Symbol for Augustus’ Legion

Sale: Triton XI, Lot: 834. Estimate $10000. 
Closing Date: Monday, 7 January 2008. 
Sold For $19000. This amount does not include the buyer’s fee.

Augustus. 27 BC-AD 14. AV Aureus (7.12 g, 6h). Lugdunum (Lyon) mint. Struck 15 BC. AVGVSTVS DIVI • F, bare head right / IMP • X in exergue, bull butting right, left foreleg raised, lashing his tail. RIC I 166a; Lyon 18; Calicó 212; BMCRE 450 = BMCRR Gaul 162; BN 1372. EF, underlying luster. Rare.

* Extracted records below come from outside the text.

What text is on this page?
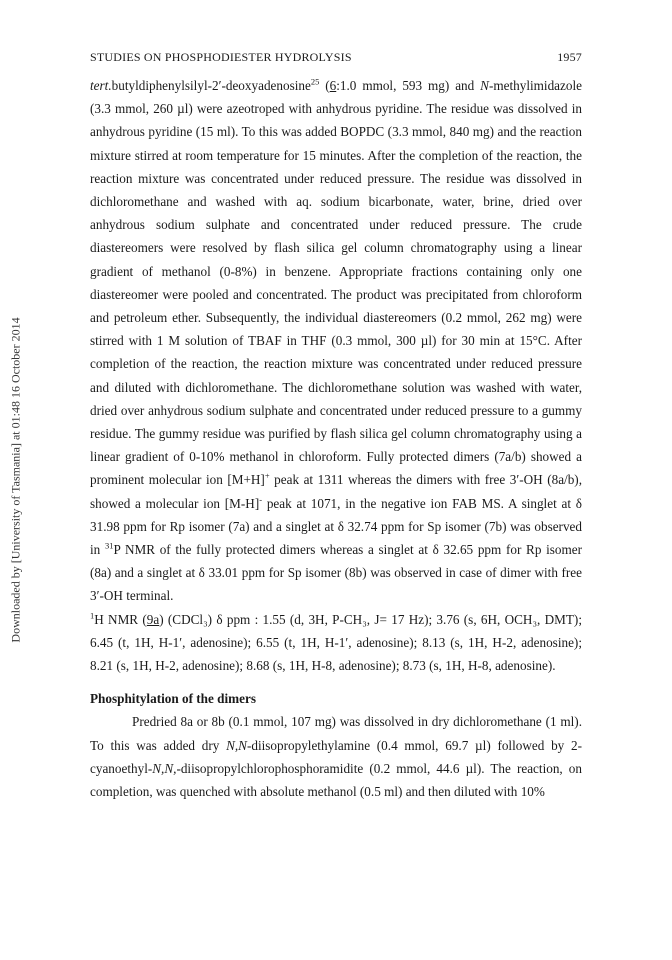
STUDIES ON PHOSPHODIESTER HYDROLYSIS	1957
Downloaded by [University of Tasmania] at 01:48 16 October 2014

tert.butyldiphenylsilyl-2′-deoxyadenosine$^{25}$ (6:1.0 mmol, 593 mg) and N-methylimidazole (3.3 mmol, 260 µl) were azeotroped with anhydrous pyridine. The residue was dissolved in anhydrous pyridine (15 ml). To this was added BOPDC (3.3 mmol, 840 mg) and the reaction mixture stirred at room temperature for 15 minutes. After the completion of the reaction, the reaction mixture was concentrated under reduced pressure. The residue was dissolved in dichloromethane and washed with aq. sodium bicarbonate, water, brine, dried over anhydrous sodium sulphate and concentrated under reduced pressure. The crude diastereomers were resolved by flash silica gel column chromatography using a linear gradient of methanol (0-8%) in benzene. Appropriate fractions containing only one diastereomer were pooled and concentrated. The product was precipitated from chloroform and petroleum ether. Subsequently, the individual diastereomers (0.2 mmol, 262 mg) were stirred with 1 M solution of TBAF in THF (0.3 mmol, 300 µl) for 30 min at 15°C. After completion of the reaction, the reaction mixture was concentrated under reduced pressure and diluted with dichloromethane. The dichloromethane solution was washed with water, dried over anhydrous sodium sulphate and concentrated under reduced pressure to a gummy residue. The gummy residue was purified by flash silica gel column chromatography using a linear gradient of 0-10% methanol in chloroform. Fully protected dimers (7a/b) showed a prominent molecular ion [M+H]+ peak at 1311 whereas the dimers with free 3′-OH (8a/b), showed a molecular ion [M-H]- peak at 1071, in the negative ion FAB MS. A singlet at δ 31.98 ppm for Rp isomer (7a) and a singlet at δ 32.74 ppm for Sp isomer (7b) was observed in $^{31}$P NMR of the fully protected dimers whereas a singlet at δ 32.65 ppm for Rp isomer (8a) and a singlet at δ 33.01 ppm for Sp isomer (8b) was observed in case of dimer with free 3′-OH terminal.

$^1$H NMR (9a) (CDCl₃) δ ppm : 1.55 (d, 3H, P-CH₃, J= 17 Hz); 3.76 (s, 6H, OCH₃, DMT); 6.45 (t, 1H, H-1′, adenosine); 6.55 (t, 1H, H-1′, adenosine); 8.13 (s, 1H, H-2, adenosine); 8.21 (s, 1H, H-2, adenosine); 8.68 (s, 1H, H-8, adenosine); 8.73 (s, 1H, H-8, adenosine).

Phosphitylation of the dimers

Predried 8a or 8b (0.1 mmol, 107 mg) was dissolved in dry dichloromethane (1 ml). To this was added dry N,N-diisopropylethylamine (0.4 mmol, 69.7 µl) followed by 2-cyanoethyl-N,N,-diisopropylchlorophosphoramidite (0.2 mmol, 44.6 µl). The reaction, on completion, was quenched with absolute methanol (0.5 ml) and then diluted with 10%
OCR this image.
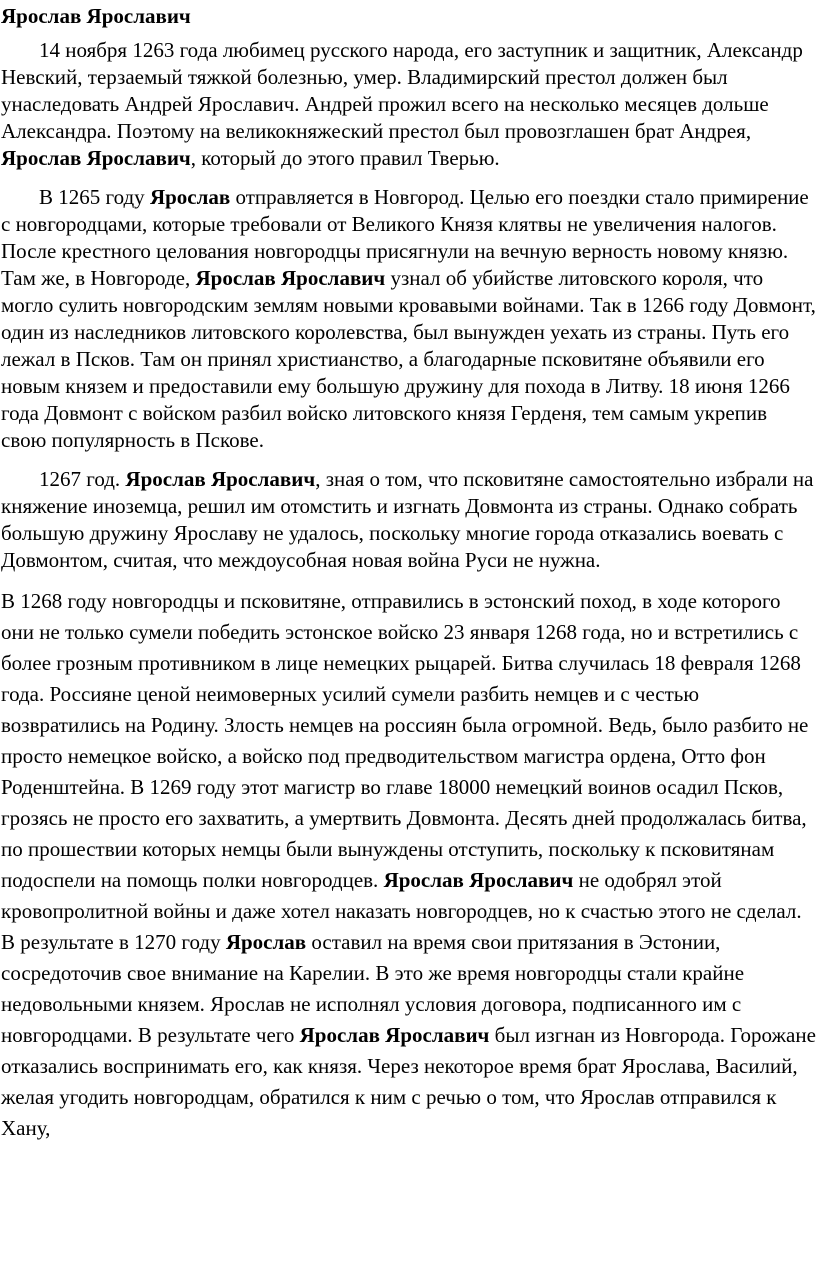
Ярослав Ярославич

14 ноября 1263 года любимец русского народа, его заступник и защитник, Александр Невский, терзаемый тяжкой болезнью, умер. Владимирский престол должен был унаследовать Андрей Ярославич. Андрей прожил всего на несколько месяцев дольше Александра. Поэтому на великокняжеский престол был провозглашен брат Андрея, Ярослав Ярославич, который до этого правил Тверью.

В 1265 году Ярослав отправляется в Новгород. Целью его поездки стало примирение с новгородцами, которые требовали от Великого Князя клятвы не увеличения налогов. После крестного целования новгородцы присягнули на вечную верность новому князю. Там же, в Новгороде, Ярослав Ярославич узнал об убийстве литовского короля, что могло сулить новгородским землям новыми кровавыми войнами. Так в 1266 году Довмонт, один из наследников литовского королевства, был вынужден уехать из страны. Путь его лежал в Псков. Там он принял христианство, а благодарные псковитяне объявили его новым князем и предоставили ему большую дружину для похода в Литву. 18 июня 1266 года Довмонт с войском разбил войско литовского князя Герденя, тем самым укрепив свою популярность в Пскове.

1267 год. Ярослав Ярославич, зная о том, что псковитяне самостоятельно избрали на княжение иноземца, решил им отомстить и изгнать Довмонта из страны. Однако собрать большую дружину Ярославу не удалось, поскольку многие города отказались воевать с Довмонтом, считая, что междоусобная новая война Руси не нужна.

В 1268 году новгородцы и псковитяне, отправились в эстонский поход, в ходе которого они не только сумели победить эстонское войско 23 января 1268 года, но и встретились с более грозным противником в лице немецких рыцарей. Битва случилась 18 февраля 1268 года. Россияне ценой неимоверных усилий сумели разбить немцев и с честью возвратились на Родину. Злость немцев на россиян была огромной. Ведь, было разбито не просто немецкое войско, а войско под предводительством магистра ордена, Отто фон Роденштейна. В 1269 году этот магистр во главе 18000 немецкий воинов осадил Псков, грозясь не просто его захватить, а умертвить Довмонта. Десять дней продолжалась битва, по прошествии которых немцы были вынуждены отступить, поскольку к псковитянам подоспели на помощь полки новгородцев. Ярослав Ярославич не одобрял этой кровопролитной войны и даже хотел наказать новгородцев, но к счастью этого не сделал. В результате в 1270 году Ярослав оставил на время свои притязания в Эстонии, сосредоточив свое внимание на Карелии. В это же время новгородцы стали крайне недовольными князем. Ярослав не исполнял условия договора, подписанного им с новгородцами. В результате чего Ярослав Ярославич был изгнан из Новгорода. Горожане отказались воспринимать его, как князя. Через некоторое время брат Ярослава, Василий, желая угодить новгородцам, обратился к ним с речью о том, что Ярослав отправился к Хану,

Prideaux notes that along with Apollo and Diana, the butting bull is one of the most common reverse designs on the Lugdunum imperial (military) coinage. It has been tentatively linked to the herds of southern Gaul, to the Rhodanum (mod. Rhône), and even as a symbol of the god Mars(?), but these ideas have no substantial foundation. Any unusual reference, or difficult interpretation, would have been solved by engraving some explicit detail or short legend. The butting bull was necessarily some obvious symbol. Prideaux notes that the bull on RIC 475, with its head erect, was the emblem of Caesar’s legions, so with little risk of error we can say the butting bull must have been the emblem of Augustus’ legions, inspired by his adoptive father’s. The imperator’s legionary emblem was known and famous to all soldiers as well as the empire’s inhabitants. It didn’t need a legend to be read and understood, and it fits well with the Apollo and Diana types making a coherent group.